Par Michel LAGACÉ
Depuis l’avènement des géants du web comme Google et Facebook, les journaux canadiens qui survivent toujours sont aussi menacés de disparition à cause de la perte dramatique de revenus publicitaires qui financent en bonne partie leurs salles de nouvelles. Google et Facebook réussissent à eux seuls à s’accaparer environ 80 % des recettes publicitaires numériques au Canada.
Cette situation est aux antipodes des modèles économiques classiques qui remontent au 18e siècle. C’était l’époque où la logique de l’offre et de la demande pouvait jouer à fond, car de nombreux producteurs se concurrençaient pour s’attirer les consommateurs en offrant leurs produits au plus bas prix possible. Par contre, en ce début du 21e siècle, le problème que posent Google et de Facebook est qu’ils ont atteint une telle efficacité que la saine concurrence n’est plus possible. Les voilà dans une position que les économistes qualifient de monopole naturel.
Le Canada connaît de nombreux exemples de monopoles naturels, surtout dans des secteurs comme l’énergie, le transport et les communications. Déjà, les gouvernements ont agi pour limiter leur puissance. Dans le cas du Manitoba, par exemple, Hydro-Manitoba devait défendre, jusqu’à récemment, ses hausses de tarifs devant la Régie des services publics qui revoyait les propositions de la société de la couronne et fixait les tarifs autorisés.
L’Australie a décidé de contrecarrer l’immense pouvoir monopolistique des géants du web en établissant son propre régime règlementaire. Médias d’Info Canada, l’organisme qui représente des centaines de journaux au pays, s’est inspiré de ce régime pour formuler ses propositions.
Ainsi, les journaux du pays se regrouperaient pour négocier une compensation pour l’utilisation de leur contenu. Une agence fédérale de réglementation des médias numériques encadrerait les plateformes numériques qui seraient tenues de négocier des licences pour ce contenu. Et en cas d’échec des négociations, l’agence convoquerait les parties pour en arriver à un arbitrage contraignant.
Les propositions de Médias d’Info Canada ont l’avantage de n’exiger aucune subvention directe de l’État, subvention qui occasionnerait des dépenses publiques supplémentaires et qui, de plus, pourrait en inciter certains à mettre en doute l’indépendance des journaux.
Bien entendu, dans les cas de Google et de Facebook, les enjeux vont bien au-delà de la protection du consommateur comme dans l’exemple de Hydro-Manitoba.
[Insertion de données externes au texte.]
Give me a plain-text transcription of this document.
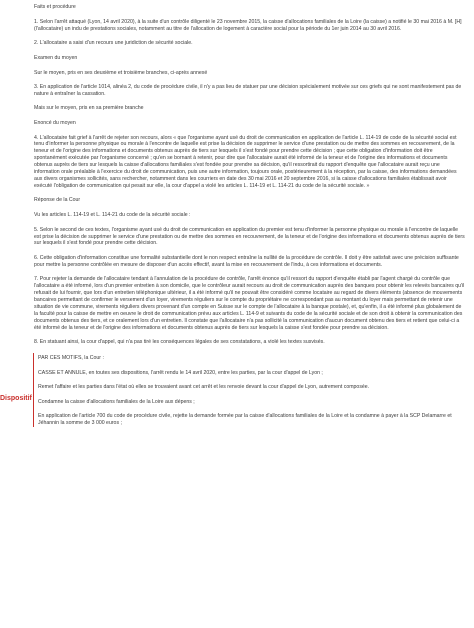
Faits et procédure

1. Selon l'arrêt attaqué (Lyon, 14 avril 2020), à la suite d'un contrôle diligenté le 23 novembre 2015, la caisse d'allocations familiales de la Loire (la caisse) a notifié le 30 mai 2016 à M. [H] (l'allocataire) un indu de prestations sociales, notamment au titre de l'allocation de logement à caractère social pour la période du 1er juin 2014 au 30 avril 2016.

2. L'allocataire a saisi d'un recours une juridiction de sécurité sociale.

Examen du moyen

Sur le moyen, pris en ses deuxième et troisième branches, ci-après annexé

3. En application de l'article 1014, alinéa 2, du code de procédure civile, il n'y a pas lieu de statuer par une décision spécialement motivée sur ces griefs qui ne sont manifestement pas de nature à entraîner la cassation.

Mais sur le moyen, pris en sa première branche

Enoncé du moyen

4. L'allocataire fait grief à l'arrêt de rejeter son recours, alors « que l'organisme ayant usé du droit de communication en application de l'article L. 114-19 de code de la sécurité social est tenu d'informer la personne physique ou morale à l'encontre de laquelle est prise la décision de supprimer le service d'une prestation ou de mettre des sommes en recouvrement, de la teneur et de l'origine des informations et documents obtenus auprès de tiers sur lesquels il s'est fondé pour prendre cette décision ; que cette obligation d'information doit être spontanément exécutée par l'organisme concerné ; qu'en se bornant à retenir, pour dire que l'allocataire aurait été informé de la teneur et de l'origine des informations et documents obtenus auprès de tiers sur lesquels la caisse d'allocations familiales s'est fondée pour prendre sa décision, qu'il ressortirait du rapport d'enquête que l'allocataire aurait reçu une information orale préalable à l'exercice du droit de communication, puis une autre information, toujours orale, postérieurement à la réception, par la caisse, des informations demandées aux divers organismes sollicités, sans rechercher, notamment dans les courriers en date des 30 mai 2016 et 20 septembre 2016, si la caisse d'allocations familiales établissait avoir exécuté l'obligation de communication qui pesait sur elle, la cour d'appel a violé les articles L. 114-19 et L. 114-21 du code de la sécurité sociale. »

Réponse de la Cour

Vu les articles L. 114-19 et L. 114-21 du code de la sécurité sociale :

5. Selon le second de ces textes, l'organisme ayant usé du droit de communication en application du premier est tenu d'informer la personne physique ou morale à l'encontre de laquelle est prise la décision de supprimer le service d'une prestation ou de mettre des sommes en recouvrement, de la teneur et de l'origine des informations et documents obtenus auprès de tiers sur lesquels il s'est fondé pour prendre cette décision.

6. Cette obligation d'information constitue une formalité substantielle dont le non respect entraîne la nullité de la procédure de contrôle. Il doit y être satisfait avec une précision suffisante pour mettre la personne contrôlée en mesure de disposer d'un accès effectif, avant la mise en recouvrement de l'indu, à ces informations et documents.

7. Pour rejeter la demande de l'allocataire tendant à l'annulation de la procédure de contrôle, l'arrêt énonce qu'il ressort du rapport d'enquête établi par l'agent chargé du contrôle que l'allocataire a été informé, lors d'un premier entretien à son domicile, que le contrôleur aurait recours au droit de communication auprès des banques pour obtenir les relevés bancaires qu'il refusait de lui fournir, que lors d'un entretien téléphonique ultérieur, il a été informé qu'il ne pouvait être considéré comme locataire au regard de divers éléments (absence de mouvements bancaires permettant de confirmer le versement d'un loyer, virements réguliers sur le compte du propriétaire ne correspondant pas au montant du loyer mais permettant de retenir une situation de vie commune, virements réguliers divers provenant d'un compte en Suisse sur le compte de l'allocataire à la banque postale), et, qu'enfin, il a été informé plus globalement de la faculté pour la caisse de mettre en oeuvre le droit de communication prévu aux articles L. 114-9 et suivants du code de la sécurité sociale et de son droit à obtenir la communication des documents obtenus des tiers, et ce oralement lors d'un entretien. Il constate que l'allocataire n'a pas sollicité la communication d'aucun document obtenu des tiers et retient que celui-ci a été informé de la teneur et de l'origine des informations et documents obtenus auprès de tiers sur lesquels la caisse s'est fondée pour prendre sa décision.

8. En statuant ainsi, la cour d'appel, qui n'a pas tiré les conséquences légales de ses constatations, a violé les textes susvisés.

Dispositif

PAR CES MOTIFS, la Cour :

CASSE ET ANNULE, en toutes ses dispositions, l'arrêt rendu le 14 avril 2020, entre les parties, par la cour d'appel de Lyon ;

Remet l'affaire et les parties dans l'état où elles se trouvaient avant cet arrêt et les renvoie devant la cour d'appel de Lyon, autrement composée.

Condamne la caisse d'allocations familiales de la Loire aux dépens ;

En application de l'article 700 du code de procédure civile, rejette la demande formée par la caisse d'allocations familiales de la Loire et la condamne à payer à la SCP Delamarre et Jéhannin la somme de 3 000 euros ;
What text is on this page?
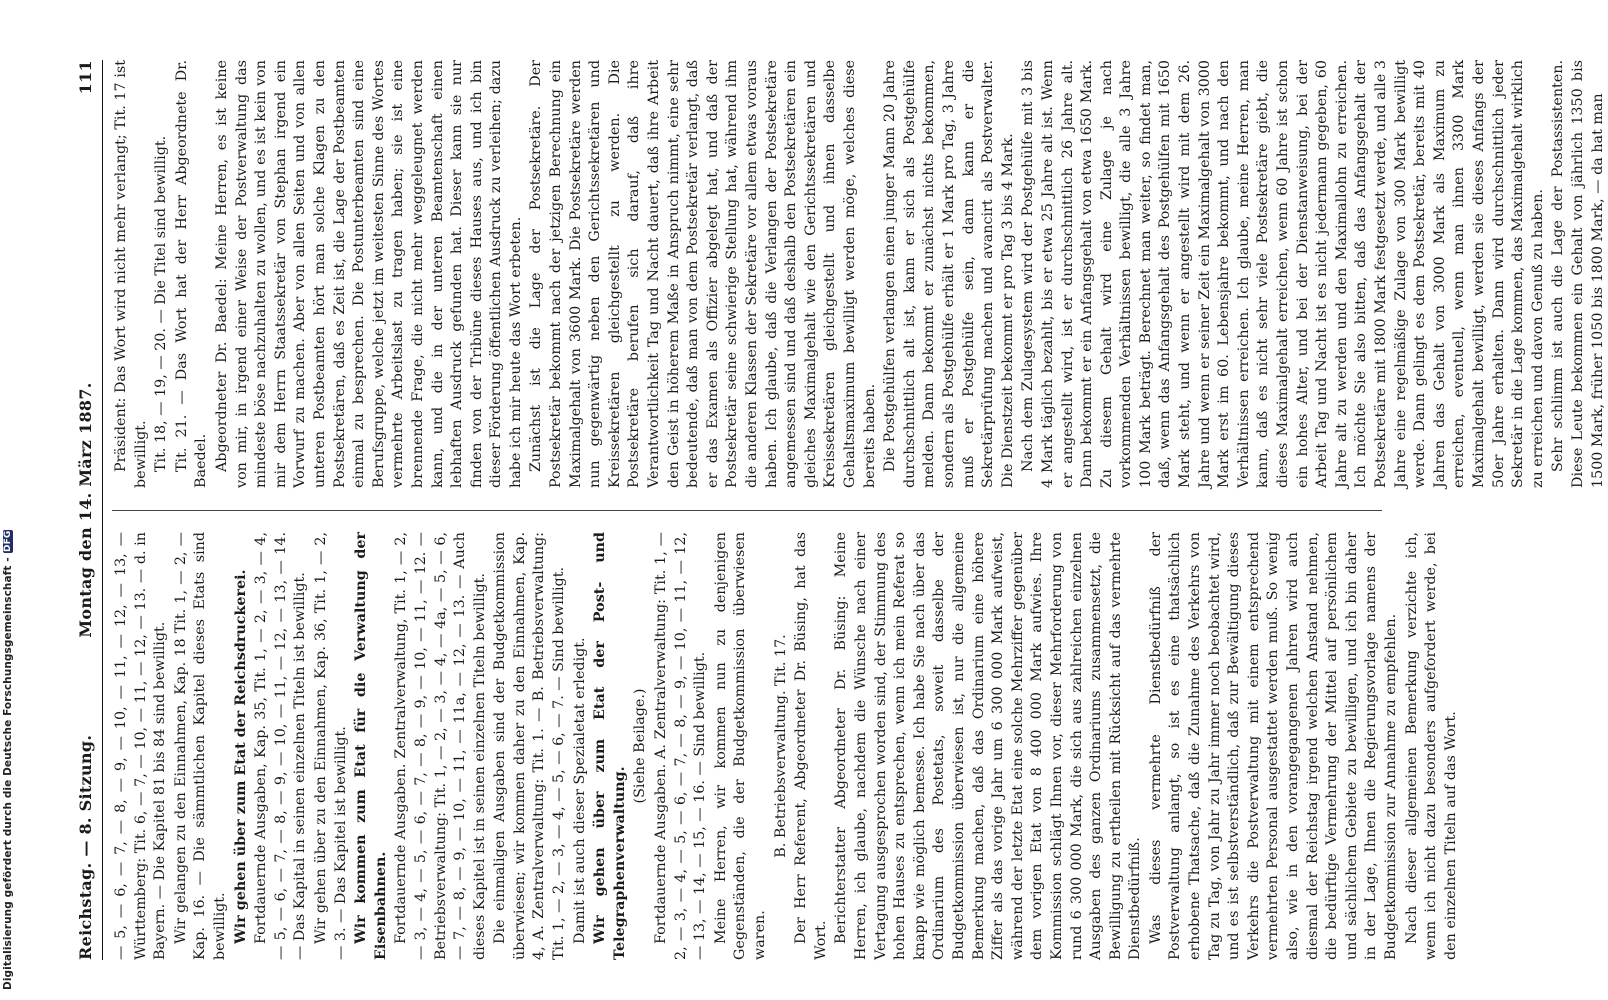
Digitalisierung gefördert durch die Deutsche Forschungsgemeinschaft -
DFG
Reichstag. — 8. Sitzung.
Montag den 14. März 1887.
111

— 5, — 6, — 7, — 8, — 9, — 10, — 11, — 12, — 13, — Württemberg: Tit. 6, — 7, — 10, — 11, — 12, — 13. — d. in Bayern. — Die Kapitel 81 bis 84 sind bewilligt. Wir gelangen zu den Einnahmen, Kap. 18 Tit. 1, — 2, — Kap. 16. — Die sämmtlichen Kapitel dieses Etats sind bewilligt. Wir gehen über zum Etat der Reichsdruckerei. Fortdauernde Ausgaben, Kap. 35, Tit. 1, — 2, — 3, — 4, — 5, — 6, — 7, — 8, — 9, — 10, — 11, — 12, — 13, — 14. — Das Kapital in seinen einzelnen Titeln ist bewilligt. Wir gehen über zu den Einnahmen, Kap. 36, Tit. 1, — 2, — 3. — Das Kapitel ist bewilligt. Wir kommen zum Etat für die Verwaltung der Eisenbahnen. Fortdauernde Ausgaben. Zentralverwaltung, Tit. 1, — 2, — 3, — 4, — 5, — 6, — 7, — 8, — 9, — 10, — 11, — 12. — Betriebsverwaltung: Tit. 1, — 2, — 3, — 4, — 4a, — 5, — 6, — 7, — 8, — 9, — 10, — 11, — 11a, — 12, — 13. — Auch dieses Kapitel ist in seinen einzelnen Titeln bewilligt. Die einmaligen Ausgaben sind der Budgetkommission überwiesen; wir kommen daher zu den Einnahmen, Kap. 4, A. Zentralverwaltung: Tit. 1. — B. Betriebsverwaltung: Tit. 1, — 2, — 3, — 4, — 5, — 6, — 7. — Sind bewilligt. Damit ist auch dieser Spezialetat erledigt. Wir gehen über zum Etat der Post- und Telegraphenverwaltung.

(Siehe Beilage.) Fortdauernde Ausgaben. A. Zentralverwaltung: Tit. 1, — 2, — 3, — 4, — 5, — 6, — 7, — 8, — 9, — 10, — 11, — 12, — 13, — 14, — 15, — 16. — Sind bewilligt. Meine Herren, wir kommen nun zu denjenigen Gegenständen, die der Budgetkommission überwiesen waren.

B. Betriebsverwaltung. Tit. 17. Der Herr Referent, Abgeordneter Dr. Büsing, hat das Wort. Berichterstatter Abgeordneter Dr. Büsing: Meine Herren, ich glaube, nachdem die Wünsche nach einer Vertagung ausgesprochen worden sind, der Stimmung des hohen Hauses zu entsprechen, wenn ich mein Referat so knapp wie möglich bemesse. Ich habe Sie nach über das Ordinarium des Postetats, soweit dasselbe der Budgetkommission überwiesen ist, nur die allgemeine Bemerkung machen, daß das Ordinarium eine höhere Ziffer als das vorige Jahr um 6 300 000 Mark aufweist, während der letzte Etat eine solche Mehrziffer gegenüber dem vorigen Etat von 8 400 000 Mark aufwies. Ihre Kommission schlägt Ihnen vor, dieser Mehrforderung von rund 6 300 000 Mark, die sich aus zahlreichen einzelnen Ausgaben des ganzen Ordinariums zusammensetzt, die Bewilligung zu ertheilen mit Rücksicht auf das vermehrte Dienstbedürfniß. Was dieses vermehrte Dienstbedürfniß der Postverwaltung anlangt, so ist es eine thatsächlich erhobene Thatsache, daß die Zunahme des Verkehrs von Tag zu Tag, von Jahr zu Jahr immer noch beobachtet wird, und es ist selbstverständlich, daß zur Bewältigung dieses Verkehrs die Postverwaltung mit einem entsprechend vermehrten Personal ausgestattet werden muß. So wenig also, wie in den vorangegangenen Jahren wird auch diesmal der Reichstag irgend welchen Anstand nehmen, die bedürftige Vermehrung der Mittel auf persönlichem und sächlichem Gebiete zu bewilligen, und ich bin daher in der Lage, Ihnen die Regierungsvorlage namens der Budgetkommission zur Annahme zu empfehlen. Nach dieser allgemeinen Bemerkung verzichte ich, wenn ich nicht dazu besonders aufgefordert werde, bei den einzelnen Titeln auf das Wort.

Präsident: Das Wort wird nicht mehr verlangt; Tit. 17 ist bewilligt. Tit. 18, — 19, — 20. — Die Titel sind bewilligt. Tit. 21. — Das Wort hat der Herr Abgeordnete Dr. Baedel. Abgeordneter Dr. Baedel: Meine Herren, es ist keine von mir, in irgend einer Weise der Postverwaltung das mindeste böse nachzuhalten zu wollen, und es ist kein von mir dem Herrn Staatssekretär von Stephan irgend ein Vorwurf zu machen. Aber von allen Seiten und von allen unteren Postbeamten hört man solche Klagen zu den Postsekretären, daß es Zeit ist, die Lage der Postbeamten einmal zu besprechen. Die Postunterbeamten sind eine Berufsgruppe, welche jetzt im weitesten Sinne des Wortes vermehrte Arbeitslast zu tragen haben; sie ist eine brennende Frage, die nicht mehr weggeleugnet werden kann, und die in der unteren Beamtenschaft einen lebhaften Ausdruck gefunden hat. Dieser kann sie nur finden von der Tribüne dieses Hauses aus, und ich bin dieser Förderung öffentlichen Ausdruck zu verleihen; dazu habe ich mir heute das Wort erbeten. Zunächst ist die Lage der Postsekretäre. Der Postsekretär bekommt nach der jetzigen Berechnung ein Maximalgehalt von 3600 Mark. Die Postsekretäre werden nun gegenwärtig neben den Gerichtssekretären und Kreissekretären gleichgestellt zu werden. Die Postsekretäre berufen sich darauf, daß ihre Verantwortlichkeit Tag und Nacht dauert, daß ihre Arbeit den Geist in höherem Maße in Anspruch nimmt, eine sehr bedeutende, daß man von dem Postsekretär verlangt, daß er das Examen als Offizier abgelegt hat, und daß der Postsekretär seine schwierige Stellung hat, während ihm die anderen Klassen der Sekretäre vor allem etwas voraus haben. Ich glaube, daß die Verlangen der Postsekretäre angemessen sind und daß deshalb den Postsekretären ein gleiches Maximalgehalt wie den Gerichtssekretären und Kreissekretären gleichgestellt und ihnen dasselbe Gehaltsmaximum bewilligt werden möge, welches diese bereits haben. Die Postgehülfen verlangen einen junger Mann 20 Jahre durchschnittlich alt ist, kann er sich als Postgehülfe melden. Dann bekommt er zunächst nichts bekommen, sondern als Postgehülfe erhält er 1 Mark pro Tag, 3 Jahre muß er Postgehülfe sein, dann kann er die Sekretärprüfung machen und avancirt als Postverwalter. Die Dienstzeit bekommt er pro Tag 3 bis 4 Mark. Nach dem Zulagesystem wird der Postgehülfe mit 3 bis 4 Mark täglich bezahlt, bis er etwa 25 Jahre alt ist. Wenn er angestellt wird, ist er durchschnittlich 26 Jahre alt. Dann bekommt er ein Anfangsgehalt von etwa 1650 Mark. Zu diesem Gehalt wird eine Zulage je nach vorkommenden Verhältnissen bewilligt, die alle 3 Jahre 100 Mark beträgt. Berechnet man weiter, so findet man, daß, wenn das Anfangsgehalt des Postgehülfen mit 1650 Mark steht, und wenn er angestellt wird mit dem 26. Jahre und wenn er seiner Zeit ein Maximalgehalt von 3000 Mark erst im 60. Lebensjahre bekommt, und nach den Verhältnissen erreichen. Ich glaube, meine Herren, man kann, daß es nicht sehr viele Postsekretäre giebt, die dieses Maximalgehalt erreichen, wenn 60 Jahre ist schon ein hohes Alter, und bei der Dienstanweisung, bei der Arbeit Tag und Nacht ist es nicht jedermann gegeben, 60 Jahre alt zu werden und den Maximallohn zu erreichen. Ich möchte Sie also bitten, daß das Anfangsgehalt der Postsekretäre mit 1800 Mark festgesetzt werde, und alle 3 Jahre eine regelmäßige Zulage von 300 Mark bewilligt werde. Dann gelingt es dem Postsekretär, bereits mit 40 Jahren das Gehalt von 3000 Mark als Maximum zu erreichen, eventuell, wenn man ihnen 3300 Mark Maximalgehalt bewilligt, werden sie dieses Anfangs der 50er Jahre erhalten. Dann wird durchschnittlich jeder Sekretär in die Lage kommen, das Maximalgehalt wirklich zu erreichen und davon Genuß zu haben. Sehr schlimm ist auch die Lage der Postassistenten. Diese Leute bekommen ein Gehalt von jährlich 1350 bis 1500 Mark, früher 1050 bis 1800 Mark, — da hat man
Car le lecteur est appelé à agir comme citoyen et, à l’ère de la désinformation et de fausses nouvelles, le citoyen a besoin de s’informer de sources fiables sur l’actualité locale, nationale et internationale.
C’est pourquoi, devant cet enjeu central, le gouvernement fédéral serait bien avisé de mettre en oeuvre les propositions avancées par Médias d’Info Canada afin de contrecarrer le poids des géants du web. Car, pour demeurer légitime, il incombe au gouvernement fédéral d’assurer le bon fonctionnement du projet démocratique au Canada.